Un homme a été poignardé à mort alors qu'il jouait au foot avec son fils à Clichy-la-Garenne (Hauts-de-Seine) le 25 avril 2010. — IDE

L'agresseur présumé de l'homme de 47 ans poignardé à mort devant son enfant dimanche après-midi à Clichy-la-Garenne (Hauts-de-Seine), est atteint de «schizophrénie paranoïde», a affirmé le procureur de la République à Nanterre, Philippe Courroye, lors d'un point presse lundi.

L'homme, un sans domicile fixe de 41 ans, a été examiné par un expert psychiatre qui a conclu à une «altération du discernement», et a été placé en hôpital psychiatrique lundi après-midi, a ajouté Philippe Courroye.

«Onze hospitalisations»

Une information judiciaire pour homicide volontaire devrait être ouverte «vraisemblablement» mercredi, a indiqué le procureur, soulignant qu'une expertise psychiatrique complémentaire sera ordonnée pour déterminer «si l'irresponsabilité pénale se confirme».

L'homme interpellé dimanche a déjà subi «onze hospitalisations entre 2002 et 2008», pour raisons psychiatriques, dont la dernière remonte en janvier 2009 au centre médico-psychologique de Clichy-la-Garenne, a-t-il indiqué, sans préciser si l'homme était sous injonction thérapeutique.

Coup mortel au ventre

La victime de Clichy-la-Garenne, un chauffeur de taxi, jouait au ballon avec son petit garçon de 11 ans, rue Chance-Milly dimanche, lorsqu'un homme lui a porté plusieurs coups de couteau vers 17h40. «Il a été frappé de six coups de couteaux, trois dans le dos dont un mortel, un au thorax, un au flanc et un au cou», a précisé le procureur. Ce père de deux autres enfants de 19 et 17 ans est décédé vers 18h30.

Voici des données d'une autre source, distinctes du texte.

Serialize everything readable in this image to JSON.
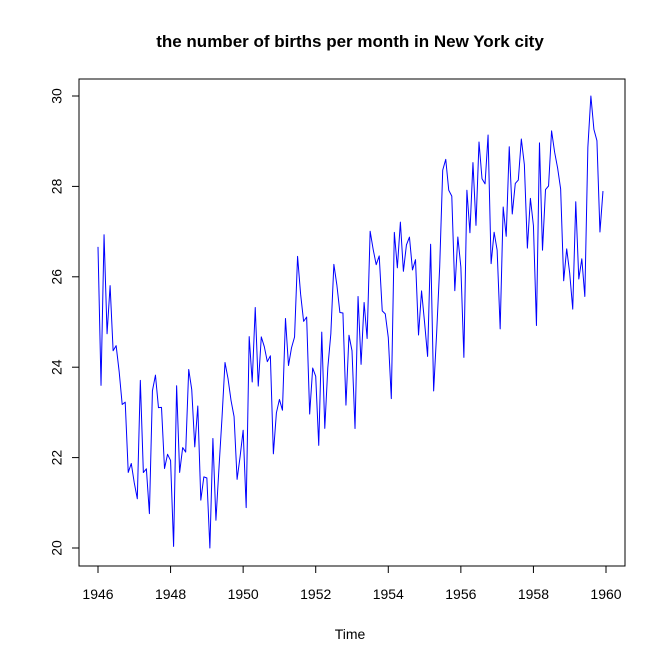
{
  "chart_data": {
    "type": "line",
    "title": "the number of births per month in New York city",
    "xlabel": "Time",
    "ylabel": "",
    "xlim": [
      1946,
      1960
    ],
    "ylim": [
      20,
      30
    ],
    "x_ticks": [
      1946,
      1948,
      1950,
      1952,
      1954,
      1956,
      1958,
      1960
    ],
    "x_tick_labels": [
      "1946",
      "1948",
      "1950",
      "1952",
      "1954",
      "1956",
      "1958",
      "1960"
    ],
    "y_ticks": [
      20,
      22,
      24,
      26,
      28,
      30
    ],
    "y_tick_labels": [
      "20",
      "22",
      "24",
      "26",
      "28",
      "30"
    ],
    "grid": false,
    "frequency": 12,
    "start": 1946,
    "series": [
      {
        "color": "#0000ff",
        "values": [
          26.663,
          23.598,
          26.931,
          24.74,
          25.806,
          24.364,
          24.477,
          23.901,
          23.175,
          23.227,
          21.672,
          21.87,
          21.439,
          21.089,
          23.709,
          21.669,
          21.752,
          20.761,
          23.479,
          23.824,
          23.105,
          23.11,
          21.759,
          22.073,
          21.937,
          20.035,
          23.59,
          21.672,
          22.222,
          22.123,
          23.95,
          23.504,
          22.238,
          23.142,
          21.059,
          21.573,
          21.548,
          20.0,
          22.424,
          20.615,
          21.761,
          22.874,
          24.104,
          23.748,
          23.262,
          22.907,
          21.519,
          22.025,
          22.604,
          20.894,
          24.677,
          23.673,
          25.32,
          23.583,
          24.671,
          24.454,
          24.122,
          24.252,
          22.084,
          22.991,
          23.287,
          23.049,
          25.076,
          24.037,
          24.43,
          24.667,
          26.451,
          25.618,
          25.014,
          25.11,
          22.964,
          23.981,
          23.798,
          22.27,
          24.775,
          22.646,
          23.988,
          24.737,
          26.276,
          25.816,
          25.21,
          25.199,
          23.162,
          24.707,
          24.364,
          22.644,
          25.565,
          24.062,
          25.431,
          24.635,
          27.009,
          26.606,
          26.268,
          26.462,
          25.246,
          25.18,
          24.657,
          23.304,
          26.982,
          26.199,
          27.21,
          26.122,
          26.706,
          26.878,
          26.152,
          26.379,
          24.712,
          25.688,
          24.99,
          24.239,
          26.721,
          23.475,
          24.767,
          26.219,
          28.361,
          28.599,
          27.914,
          27.784,
          25.693,
          26.881,
          26.217,
          24.218,
          27.914,
          26.975,
          28.527,
          27.139,
          28.982,
          28.169,
          28.056,
          29.136,
          26.291,
          26.987,
          26.589,
          24.848,
          27.543,
          26.896,
          28.878,
          27.39,
          28.065,
          28.141,
          29.048,
          28.484,
          26.634,
          27.735,
          27.132,
          24.924,
          28.963,
          26.589,
          27.931,
          28.009,
          29.229,
          28.759,
          28.405,
          27.945,
          25.912,
          26.619,
          26.076,
          25.286,
          27.66,
          25.951,
          26.398,
          25.565,
          28.865,
          30.0,
          29.261,
          29.012,
          26.992,
          27.897
        ]
      }
    ]
  }
}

L'auteur présumé de l'agression a été interpellé peu de temps après les faits et placé en garde à vue dimanche soir. Une source policière avait indiqué ce lundi matin qu'il était connu des services de police, notamment pour des faits de vols et de violences.

Un «acte gratuit commis par un déséquilibré»

«Cette personne avait été agressive verbalement dans le quartier depuis deux jours, mais ce comportement n'avait pas été signalé à la police nationale», a indiqué pour sa part la mairie, qui a mis en place une cellule d'écoute psychologique.

Cette affaire n'est pas sans rappeler celle de l'étudiant poignardé en novembre 2008 par un patient échappé d'un hôpital psychiatrique de Grenoble. A l'époque, Nicolas Sarkozy avait annoncé une réforme l'hospitalisation psychiatrique. Il entendait notamment «améliorer la surveillance des patients susceptibles de représenter un danger pour autrui» avec «la création d'un fichier national des hospitalisations d'office». Ce «plan psychiatrie» n'a plus refait parler de lui depuis.